1. Make the Template
Use a quarter circle ruler, plate or lid to trace an 8″ circle onto a piece of freezer paper. Trim the paper with scissors or a rotary cutter.
Pro Tip: If you’re using a ruler, fold the paper in half, then in half again. Trace the quarter circle onto the paper.
2. Cut the Circles
With your freezer paper template unfolded, use a hot, dry iron to press it to a fabric square. Cut around the paper. Repeat until all seven fabrics have been cut into circles.
Pro Tip: To speed up the cutting process, layer three or four fabric squares and cut them all at once.
Set aside one of your fabrics to use as the backing. Fold and press the other six circles in half, wrong sides together.
4. Add the Rickrack
Cut a length of rickrack so it fits around the perimeter of your backing fabric (on the right side). Pin in place. Stitch ⅛” (or less) around the edge of the backing circle to secure the rickrack in place. Overlap the ends and trim them after the border is stitched into place.
Good to Know: The stitching line should be so close to the edge that it’ll be inside the seam allowance and invisible when the mug rug is finished.
5. Layer the Circles
Place the first pressed circle (still folded in half) on top of the background circle. The background piece should be right-side up, with the rickrack facing up. The pressed circle will have right sides facing out. The raw edges should be lined up exactly on top of one another.
Add the second folded circle in the same manner. Rotate this fabric so it’s about ⅓ of the way down on the first fabric, revealing a pie-shaped wedge of the first fabric. This doesn’t need to be precise — you can always adjust later. But make sure your raw edges remain aligned.
Add the third folded circle just as you added the second. Place it so the wedges of the first and second fabrics are about the same size.
Layer the fourth folded circle on top of the others. This will cover your background fabric from view.
Layer the next folded circle on top, then lift up the first wedge to tuck the fourth folded circle underneath.
Add the last folded circle the same way, lifting the first two folded circles to tuck it underneath. As always, make sure the raw edges are perfectly aligned and that all wedges are about the same size. Make any necessary adjustments.

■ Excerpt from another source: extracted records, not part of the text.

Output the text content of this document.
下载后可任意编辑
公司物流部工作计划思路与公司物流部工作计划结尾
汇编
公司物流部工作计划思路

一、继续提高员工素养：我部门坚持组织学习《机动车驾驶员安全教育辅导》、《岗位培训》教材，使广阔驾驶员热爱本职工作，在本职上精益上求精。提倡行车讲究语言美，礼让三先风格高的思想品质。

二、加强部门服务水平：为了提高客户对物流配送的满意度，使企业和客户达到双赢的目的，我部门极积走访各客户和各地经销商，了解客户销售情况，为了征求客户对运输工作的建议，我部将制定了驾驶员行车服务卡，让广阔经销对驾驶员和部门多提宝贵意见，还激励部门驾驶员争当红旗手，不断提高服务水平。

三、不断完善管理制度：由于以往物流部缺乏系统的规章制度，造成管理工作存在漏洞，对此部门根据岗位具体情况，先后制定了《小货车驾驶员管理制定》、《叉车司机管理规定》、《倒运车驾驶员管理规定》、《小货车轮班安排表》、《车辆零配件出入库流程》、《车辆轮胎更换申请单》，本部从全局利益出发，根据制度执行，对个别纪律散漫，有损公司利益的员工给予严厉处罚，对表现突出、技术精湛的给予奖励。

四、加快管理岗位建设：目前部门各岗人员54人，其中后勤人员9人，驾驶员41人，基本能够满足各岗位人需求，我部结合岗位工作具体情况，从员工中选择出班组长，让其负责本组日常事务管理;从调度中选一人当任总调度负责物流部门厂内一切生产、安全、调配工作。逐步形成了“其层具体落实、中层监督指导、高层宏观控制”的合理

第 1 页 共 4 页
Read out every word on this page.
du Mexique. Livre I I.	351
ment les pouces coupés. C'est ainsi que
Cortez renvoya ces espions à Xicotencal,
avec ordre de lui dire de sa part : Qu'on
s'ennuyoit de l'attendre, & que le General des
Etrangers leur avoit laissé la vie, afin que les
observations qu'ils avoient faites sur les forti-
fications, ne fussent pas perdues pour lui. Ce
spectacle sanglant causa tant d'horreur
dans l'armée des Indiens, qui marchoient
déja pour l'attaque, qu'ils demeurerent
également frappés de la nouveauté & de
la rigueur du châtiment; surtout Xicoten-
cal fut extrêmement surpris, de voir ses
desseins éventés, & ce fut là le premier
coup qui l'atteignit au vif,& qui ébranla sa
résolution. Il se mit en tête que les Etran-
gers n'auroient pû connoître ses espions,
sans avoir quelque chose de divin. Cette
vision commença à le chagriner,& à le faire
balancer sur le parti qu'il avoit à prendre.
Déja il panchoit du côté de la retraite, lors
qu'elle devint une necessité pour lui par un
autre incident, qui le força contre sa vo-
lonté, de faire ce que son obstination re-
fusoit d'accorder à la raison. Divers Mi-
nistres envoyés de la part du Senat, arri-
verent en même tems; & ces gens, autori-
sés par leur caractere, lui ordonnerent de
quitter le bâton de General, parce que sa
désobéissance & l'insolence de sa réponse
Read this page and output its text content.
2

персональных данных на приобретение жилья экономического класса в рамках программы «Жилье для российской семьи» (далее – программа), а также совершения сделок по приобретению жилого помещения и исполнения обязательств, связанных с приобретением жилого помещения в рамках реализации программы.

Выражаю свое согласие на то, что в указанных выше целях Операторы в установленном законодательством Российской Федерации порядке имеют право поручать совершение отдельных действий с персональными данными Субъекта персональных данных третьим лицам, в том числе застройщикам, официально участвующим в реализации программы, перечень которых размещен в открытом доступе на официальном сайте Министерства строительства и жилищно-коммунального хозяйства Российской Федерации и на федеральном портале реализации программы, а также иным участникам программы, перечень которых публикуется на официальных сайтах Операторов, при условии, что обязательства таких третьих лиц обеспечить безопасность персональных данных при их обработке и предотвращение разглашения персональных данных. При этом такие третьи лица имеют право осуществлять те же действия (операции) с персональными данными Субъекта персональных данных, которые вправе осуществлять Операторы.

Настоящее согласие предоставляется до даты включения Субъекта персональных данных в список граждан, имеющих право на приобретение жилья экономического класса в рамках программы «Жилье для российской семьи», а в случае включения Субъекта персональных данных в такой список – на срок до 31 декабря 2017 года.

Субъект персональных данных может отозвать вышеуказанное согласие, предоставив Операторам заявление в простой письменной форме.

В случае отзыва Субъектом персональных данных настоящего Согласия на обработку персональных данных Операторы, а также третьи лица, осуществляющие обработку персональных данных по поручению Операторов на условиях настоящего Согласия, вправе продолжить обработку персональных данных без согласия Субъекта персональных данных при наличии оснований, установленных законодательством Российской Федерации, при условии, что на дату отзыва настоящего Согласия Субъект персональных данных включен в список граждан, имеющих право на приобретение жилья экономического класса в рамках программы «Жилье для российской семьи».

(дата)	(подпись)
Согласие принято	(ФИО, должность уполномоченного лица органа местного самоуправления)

When everything looks good, pin around the mug rug to secure the edges and layers.
Using a ¼” seam allowance, sew around the entire outside of the circle. Make sure the layers don’t shift while you sew.
When you flip the mug rug over, the back will look like the image above. Notice the basting seam from the rickrack is closer to the edge than the sewing seam. This means the basting seam is hidden in the seam allowance.
Once the edges are sewn, push the backing through the center where all the folded circles meet. This will turn the mug rug right-side out. Press it flat.
Choose a decorative stitch, like a cross-stitch, and add it about ½” away from the finished rickrack edge. This will reduce bulk and keep the mug rug flat and secure.